Tuesday, May 5, 2009

women and children champions

I interviewed lawyer Andrey Sawchenko of the International Justice Mission yesterday and I’ve never seen somebody so full of hope for women and children who were once the victims of abuse.

He envisions that someday, women and children—who used to be incapacitated to function as responsible wards of the community because of trauma from abuse—will one day turn their backs from shelters and brave the real world that once stood like a cruel clown to them.

He said IJM is rolling out a program for their clients (IJM’s rescued cases) that will help them gain employment after going through rounds of training on professionalism, hygiene, timeliness as well as skills training.

He also said that he, together with the rest of the IJM team in Cebu, have high hopes for the women and children that they can become, one day, high quality employees.

The program is yet to be tested since at present about ten to fifteen of IJM clients are enrolled in the program’s pilot batch. He said IJM wants to present to the victims “real opportunities.”

In the course of my interview with Mr. Sawchenko, I remembered a subject I took in college called Women Studies. I never came to love that subject because aside from a narrow-minded teaching nun, I am one who will never make a big deal out of equality between men and women.
I go for how men and women are designed by the higher forces. Simply put, men are masculine and women are feminine. And simply by design, there are boundaries to what each is capable of doing and I don’t think that it is because of the dictates of old sages. It is merely because back in the old days, people saw what was fitting and proper.

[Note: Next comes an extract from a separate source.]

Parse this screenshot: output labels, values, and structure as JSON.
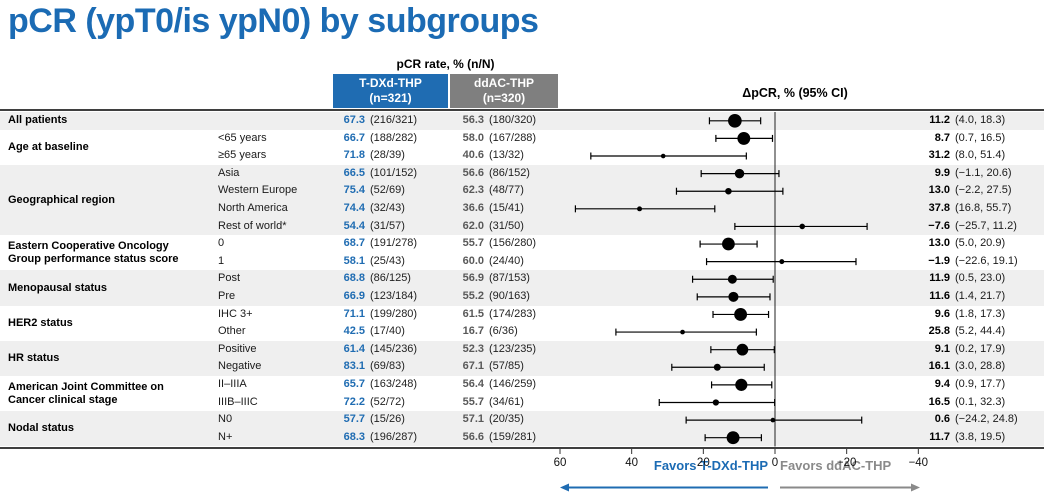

I used to hear a lot of women advocates of feminism say that the women are the stronger sex because we are capable to bear a child. But it is not necessarily so. We are capable to bear a child because that is how, by nature, we are designed.

In Women Studies, my professor said women were exploited because men do not see women as their equal.

I say women were subjected to exploitation because they are ignorant of the value of their being feminine and most has chosen to go the easy way out. Some just did not see the choices they had.
If the world believes men and women to be equal, it would have been unfair to have special laws in place to protect women and children because there are women who abused men too.

But thanks to IJM, we have champions who never give up rescuing women and children from sex dens, prostitutions and human trafficking. They do not advocate for equality between men and women but they acknowledged the long-known fact that women are, as we are, unique as females—that is why we need the care and protection of those who are most capable to do so, the men.